Mais pour les salariés du port de Gennevilliers, c’est une autre affaire. Certains ont été compréhensifs, en ouvrant un local pour que les militants accèdent aux sanitaires et puissent s’abriter de la pluie. D’autres ont aidé à déposer des palettes de sacs de ciment à côté des grilles pour barricader l’entrée du site. Mais certains étaient plus mécontents comme Mohammed, chauffeur de poids lourds. « Je comprends que ces gens viennent pour l’écologie, mais cela nous empêche de travailler, et nous, on est dans la galère. » Il travaille pour un sous-traitant auquel font appel les cimentiers comme Lafarge pour transporter les matériaux nécessaires à la fabrication de béton.

« Eux, ils vont perdre une journée de travail alors qu’ils sont déjà mal payés et ont une famille à nourrir », assure le responsable d’un des sites occupés. L’homme rechigne de prime abord à parler à la presse, mais finit par lâcher : « Moi, je ne comprends pas pourquoi ces gens s’attaquent aux pions plutôt qu’aux rois. Vous pensez vraiment qu’une cinquantaine de personnes en combinaison blanche, ça va changer quelque chose pour l’écologie ? » Son collègue, assez en colère, renchérit : « Ils n’ont qu’à voter ces jeunes. J’ai parlé avec eux et personne n’a voté [aux élections régionales]. »

Ce blocage peut-il avoir des conséquences sur la production de ciment et in fine sur les chantiers du Grand Paris ? « Pas du tout », assure ce responsable du site. « Je vais juste travailler quelques heures de plus la semaine prochaine pour rattraper, mais cela ne va rien changer. »

« Nous sommes ici pour bétonner les bétonneurs et désarmer ces industries polluantes »

Un homme en costume cravate fait les 100 pas, le téléphone collé à l’oreille, devant le terminal cimentier. Il s’agit de Loïc Leuliette, le directeur de la communication du groupe Lafarge. « Cette journée de mobilisation était annoncée depuis longtemps et nous nous sommes organisés pour en limiter les effets. » Il assure que la cause défendue par les activistes est un sujet que le groupe prend très à cœur. « Nous avons engagé des moyens considérables pour faire un béton bas carbone. Nous prenons l’urgence climatique très au sérieux. »

Il est interrompu par des militants qui l’interrogent sur la pertinence de bétonner des terres agricoles, mais reste impassible et continue de dérouler son discours bien rodé : « Le combat contre le réchauffement climatique est un beau combat, mais il ne doit pas se faire par tous les moyens. Il est impossible d’avoir une discussion avec eux, ils ne sont que dans la critique et pas dans la construction d’alternatives. »

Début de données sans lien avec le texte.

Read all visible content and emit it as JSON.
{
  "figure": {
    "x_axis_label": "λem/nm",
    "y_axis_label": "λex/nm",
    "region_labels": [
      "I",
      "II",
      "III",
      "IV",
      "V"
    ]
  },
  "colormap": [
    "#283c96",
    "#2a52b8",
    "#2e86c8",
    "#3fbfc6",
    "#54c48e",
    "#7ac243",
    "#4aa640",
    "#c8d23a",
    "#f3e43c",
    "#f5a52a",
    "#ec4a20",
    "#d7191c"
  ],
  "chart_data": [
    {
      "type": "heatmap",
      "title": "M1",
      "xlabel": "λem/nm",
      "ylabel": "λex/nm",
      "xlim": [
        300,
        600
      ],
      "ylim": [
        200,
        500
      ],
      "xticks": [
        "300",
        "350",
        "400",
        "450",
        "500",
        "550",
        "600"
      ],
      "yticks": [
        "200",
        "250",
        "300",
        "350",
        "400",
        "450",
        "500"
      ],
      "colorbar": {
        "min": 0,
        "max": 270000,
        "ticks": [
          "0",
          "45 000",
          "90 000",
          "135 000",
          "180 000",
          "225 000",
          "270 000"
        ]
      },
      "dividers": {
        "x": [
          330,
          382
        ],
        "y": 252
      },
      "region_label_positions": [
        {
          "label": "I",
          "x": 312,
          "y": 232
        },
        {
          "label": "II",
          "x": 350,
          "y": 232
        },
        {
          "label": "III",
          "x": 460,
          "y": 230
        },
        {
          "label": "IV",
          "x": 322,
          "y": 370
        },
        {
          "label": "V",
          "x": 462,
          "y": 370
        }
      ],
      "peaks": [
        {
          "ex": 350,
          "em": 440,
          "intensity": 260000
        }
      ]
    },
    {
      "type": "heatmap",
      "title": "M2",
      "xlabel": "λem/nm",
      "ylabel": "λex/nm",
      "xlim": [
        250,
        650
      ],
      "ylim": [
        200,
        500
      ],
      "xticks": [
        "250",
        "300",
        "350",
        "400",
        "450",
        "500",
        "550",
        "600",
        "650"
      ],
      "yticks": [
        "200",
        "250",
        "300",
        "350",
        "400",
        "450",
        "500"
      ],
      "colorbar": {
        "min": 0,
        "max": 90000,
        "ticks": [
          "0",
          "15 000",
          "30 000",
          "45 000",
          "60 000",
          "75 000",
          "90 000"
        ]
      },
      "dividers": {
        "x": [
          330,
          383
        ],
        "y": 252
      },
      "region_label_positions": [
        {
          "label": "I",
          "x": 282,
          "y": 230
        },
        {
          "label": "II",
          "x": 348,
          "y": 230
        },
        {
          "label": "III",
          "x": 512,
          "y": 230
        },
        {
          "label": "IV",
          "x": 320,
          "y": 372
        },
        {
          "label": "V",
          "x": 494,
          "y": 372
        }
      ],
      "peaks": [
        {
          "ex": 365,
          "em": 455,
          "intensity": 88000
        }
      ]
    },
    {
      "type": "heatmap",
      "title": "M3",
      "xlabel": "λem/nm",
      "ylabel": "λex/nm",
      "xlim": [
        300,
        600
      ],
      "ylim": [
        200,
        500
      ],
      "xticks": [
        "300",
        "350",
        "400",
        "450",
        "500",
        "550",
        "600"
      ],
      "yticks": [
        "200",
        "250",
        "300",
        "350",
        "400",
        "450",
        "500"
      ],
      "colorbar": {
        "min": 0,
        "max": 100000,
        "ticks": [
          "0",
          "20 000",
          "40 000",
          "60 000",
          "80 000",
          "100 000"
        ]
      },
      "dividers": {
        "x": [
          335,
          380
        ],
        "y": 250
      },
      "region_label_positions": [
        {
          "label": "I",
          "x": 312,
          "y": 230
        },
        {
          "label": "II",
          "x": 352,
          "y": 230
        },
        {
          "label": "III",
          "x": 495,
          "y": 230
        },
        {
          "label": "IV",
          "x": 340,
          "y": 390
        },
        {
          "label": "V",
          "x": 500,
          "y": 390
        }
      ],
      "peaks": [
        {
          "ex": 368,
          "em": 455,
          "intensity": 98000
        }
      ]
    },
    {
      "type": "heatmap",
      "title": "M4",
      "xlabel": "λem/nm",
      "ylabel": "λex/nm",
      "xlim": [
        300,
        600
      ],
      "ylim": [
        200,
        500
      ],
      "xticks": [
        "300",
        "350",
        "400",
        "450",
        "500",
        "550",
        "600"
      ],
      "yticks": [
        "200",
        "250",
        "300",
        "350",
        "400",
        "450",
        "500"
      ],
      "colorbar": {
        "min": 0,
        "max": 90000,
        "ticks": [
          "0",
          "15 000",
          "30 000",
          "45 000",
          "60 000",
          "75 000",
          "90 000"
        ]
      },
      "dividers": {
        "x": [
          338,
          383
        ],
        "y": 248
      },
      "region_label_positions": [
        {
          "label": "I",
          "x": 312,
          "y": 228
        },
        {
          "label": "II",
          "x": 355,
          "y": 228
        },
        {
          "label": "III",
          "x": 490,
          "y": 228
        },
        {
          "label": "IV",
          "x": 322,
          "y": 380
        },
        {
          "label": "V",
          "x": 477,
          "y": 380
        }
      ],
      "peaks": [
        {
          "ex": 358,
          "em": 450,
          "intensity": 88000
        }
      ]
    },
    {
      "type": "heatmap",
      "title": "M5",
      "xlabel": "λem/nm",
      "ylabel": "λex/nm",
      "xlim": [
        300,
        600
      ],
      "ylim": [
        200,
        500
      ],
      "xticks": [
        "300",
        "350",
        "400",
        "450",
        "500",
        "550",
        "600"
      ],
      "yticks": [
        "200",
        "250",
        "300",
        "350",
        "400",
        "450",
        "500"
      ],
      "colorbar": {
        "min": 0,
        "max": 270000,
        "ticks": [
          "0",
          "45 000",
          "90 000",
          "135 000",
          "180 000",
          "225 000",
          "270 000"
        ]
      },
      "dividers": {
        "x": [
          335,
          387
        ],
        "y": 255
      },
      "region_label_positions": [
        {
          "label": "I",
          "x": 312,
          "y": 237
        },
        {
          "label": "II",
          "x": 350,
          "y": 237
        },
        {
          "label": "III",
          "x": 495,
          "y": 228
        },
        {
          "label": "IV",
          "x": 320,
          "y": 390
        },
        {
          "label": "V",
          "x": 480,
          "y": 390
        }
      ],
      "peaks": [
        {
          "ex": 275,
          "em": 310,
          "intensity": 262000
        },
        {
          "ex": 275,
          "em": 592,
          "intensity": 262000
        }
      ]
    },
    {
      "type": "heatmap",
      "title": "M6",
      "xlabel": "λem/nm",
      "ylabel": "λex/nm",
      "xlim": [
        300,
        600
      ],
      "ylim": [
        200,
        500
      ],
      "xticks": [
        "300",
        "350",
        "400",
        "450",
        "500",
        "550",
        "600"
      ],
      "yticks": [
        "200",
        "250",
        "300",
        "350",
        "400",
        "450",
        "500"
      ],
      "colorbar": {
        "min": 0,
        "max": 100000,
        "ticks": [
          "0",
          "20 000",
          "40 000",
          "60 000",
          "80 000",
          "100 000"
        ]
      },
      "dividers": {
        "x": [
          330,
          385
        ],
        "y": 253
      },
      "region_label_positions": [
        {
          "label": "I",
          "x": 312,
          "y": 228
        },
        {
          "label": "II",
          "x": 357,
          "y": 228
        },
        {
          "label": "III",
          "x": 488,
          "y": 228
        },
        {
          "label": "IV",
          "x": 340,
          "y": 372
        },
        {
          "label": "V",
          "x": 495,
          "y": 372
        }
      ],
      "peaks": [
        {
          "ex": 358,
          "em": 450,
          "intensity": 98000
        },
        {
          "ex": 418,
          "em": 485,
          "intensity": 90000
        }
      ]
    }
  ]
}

Bien entendu, cette prestation n’a pas convaincu les activistes à l’intérieur, comme Fox, architecte de profession. « Bien sûr que les alternatives existent, mais restent mal connues et pas du tout mises en avant, surtout par ces groupes cimentiers. Je rappelle aussi que la région est en surproduction de béton et qu’il y a beaucoup de logements vacants en Île-de-France. Pourtant, le Grand Paris veut construire trente-cinq nouveaux quartiers sur des terres agricoles. On ferait mieux de réhabiliter les logements existants. »

Mais Fox n’est pas dupe sur les conséquences de ce blocage. « Il faudrait une armée pour stopper ces sites. Je pense qu’on perturbe surtout leur image et c’est pour cela qu’ils auraient trop à perdre en nous expulsant de façon violente. » Effectivement, il n’y avait aucun camion de CRS en vue. Seuls quelques policiers, dont beaucoup en civil, traînaient à l’entrée des sites. Le groupe Lafarge assure avoir déposé plainte, tout en précisant que la décision d’expulser était entre les mains du préfet.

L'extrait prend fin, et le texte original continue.